The negotiations can start with the basic issue of access for U.S. products to the Chinese market. Trump has complained that, “we’re being hurt very badly by China … with [China] taxing us heavy at the borders when we don’t tax them.” To a degree, he is right about this. Currently, China’s average tariff is 9.7 percent, while the average U.S. tariff is 4 percent. The main reason is that when China was negotiating over tariffs as part of its World Trade Organization accession process in the 1990s, it was much poorer, and as a developing country received special treatment. However, its growing economic wealth suggests it should now be able to lower its tariffs further.
A U.S.-China trade negotiation could help get Chinese tariffs much lower than their current levels. For example, U.S. automakers have criticized China for its 25 percent tariff on car imports. A trade negotiation could provide the framework for lowering this and other tariffs.
Beyond tariffs, negotiations could also help with regulatory trade barriers. For example, some Chinese restrictions on agricultural imports do not have a scientific basis, and removing these restrictions would increase opportunities for American producers. Negotiations could also lead to enforceable rules governing the behavior of state-owned enterprises and stronger protections for intellectual property.

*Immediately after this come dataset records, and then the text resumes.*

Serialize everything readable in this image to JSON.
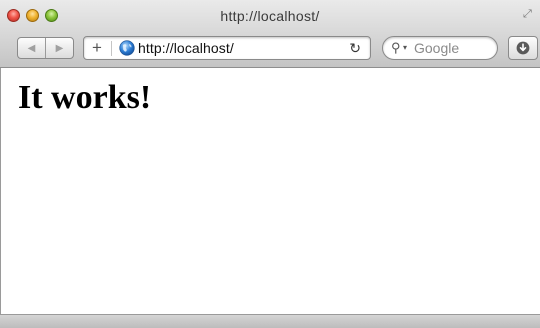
{
  "window": {
    "title": "http://localhost/"
  },
  "toolbar": {
    "url": "http://localhost/",
    "search_placeholder": "Google",
    "icons": [
      "back-arrow-icon",
      "forward-arrow-icon",
      "plus-icon",
      "globe-icon",
      "reload-icon",
      "search-icon",
      "download-icon"
    ]
  },
  "page": {
    "heading": "It works!"
  },
  "colors": {
    "chrome_top": "#eaeaea",
    "chrome_bottom": "#c4c4c4",
    "close": "#f0554a",
    "minimize": "#f0b331",
    "zoom": "#8ec63c",
    "globe": "#2e7fd6"
  }
}
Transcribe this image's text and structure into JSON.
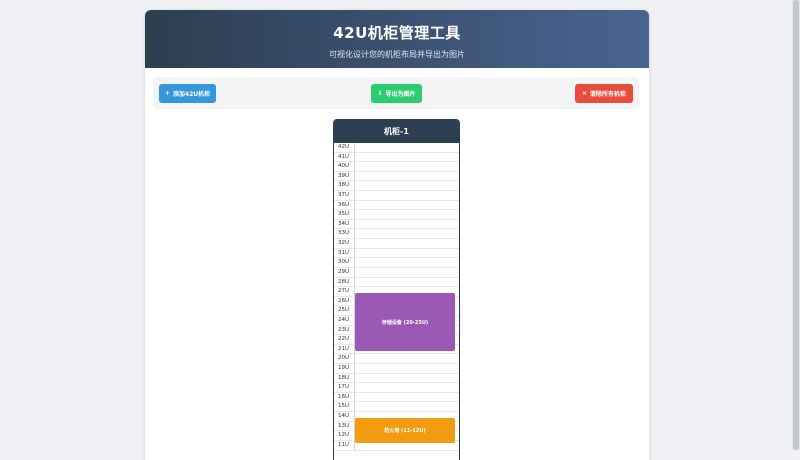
{
  "header": {
    "title": "42U机柜管理工具",
    "subtitle": "可视化设计您的机柜布局并导出为图片"
  },
  "toolbar": {
    "add": {
      "icon": "+",
      "label": "添加42U机柜"
    },
    "export": {
      "icon": "⇩",
      "label": "导出为图片"
    },
    "clear": {
      "icon": "×",
      "label": "清除所有机柜"
    }
  },
  "rack": {
    "title": "机柜-1",
    "units": [
      "42U",
      "41U",
      "40U",
      "39U",
      "38U",
      "37U",
      "36U",
      "35U",
      "34U",
      "33U",
      "32U",
      "31U",
      "30U",
      "29U",
      "28U",
      "27U",
      "26U",
      "25U",
      "24U",
      "23U",
      "22U",
      "21U",
      "20U",
      "19U",
      "18U",
      "17U",
      "16U",
      "15U",
      "14U",
      "13U",
      "12U",
      "11U"
    ],
    "devices": [
      {
        "label": "存储设备 (20-25U)",
        "color": "#9b59b6"
      },
      {
        "label": "防火墙 (11-12U)",
        "color": "#f39c12"
      }
    ]
  },
  "colors": {
    "header_start": "#2c3e50",
    "header_end": "#4a6491",
    "add_button": "#3498db",
    "export_button": "#2ecc71",
    "clear_button": "#e74c3c"
  }
}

We need to be realistic, of course. Negotiations will be difficult and may not solve all the problems. Both sides will have sensitive areas where reform will be difficult, and there is uncertainty about how committed they will be.
In recent months, China has been saying the right things on trade, as its leaders talk about the benefits of globalization and openness. But it is not clear if they really mean it or if this is just rhetoric. Some of the trade liberalization called for by the United States, such as a reform of state owned enterprises, will be a challenge for China to accept and implement in the short term.
On the U.S. side, the position of the Trump administration on China is unclear. There are certainly some hard-liners in the administration, such as Peter Navarro, the director of the National Trade Council, who have deep concerns and fears about China, and may be unwilling to make any compromises. At the same time, there are moderates like Gary Cohn, director of the National Economic Council, who would like to see more constructive engagement on trade. It remains to be seen how this internal battle will play out and which approach to trade policy will prevail.
For those who are skeptical that a U.S.-China trade agreement is really possible, keep in mind that Australia and New Zealand have both negotiated trade agreements with China in recent years. New Zealand’s agreement concluded in 2008, giving New Zealand duty free access for 96 percent of the categories of goods it exports to China. Australia’s agreement came into force in 2015, eliminating or reducing Chinese tariffs on a wide range of agricultural products of interest to Australian farmers. Closer to home, Canada completed an investment agreement with China in 2014 and recently announced that it will explore a possible trade agreement as well.
After years of growing tensions over trade policy, it is time for the United States and China to dispense with unilateral threats, high-level dialogues and frequent litigation and make a serious attempt to resolve some long-standing problems. To this end, they should begin negotiations on a comprehensive free-trade agreement. With a positive meeting this week at Mar-a-Lago, Trump and Xi can lay the foundation for these talks.
Simon Lester is a trade policy analyst at the Cato Institute. Huan Zhu is a research associate at the Cato Institute.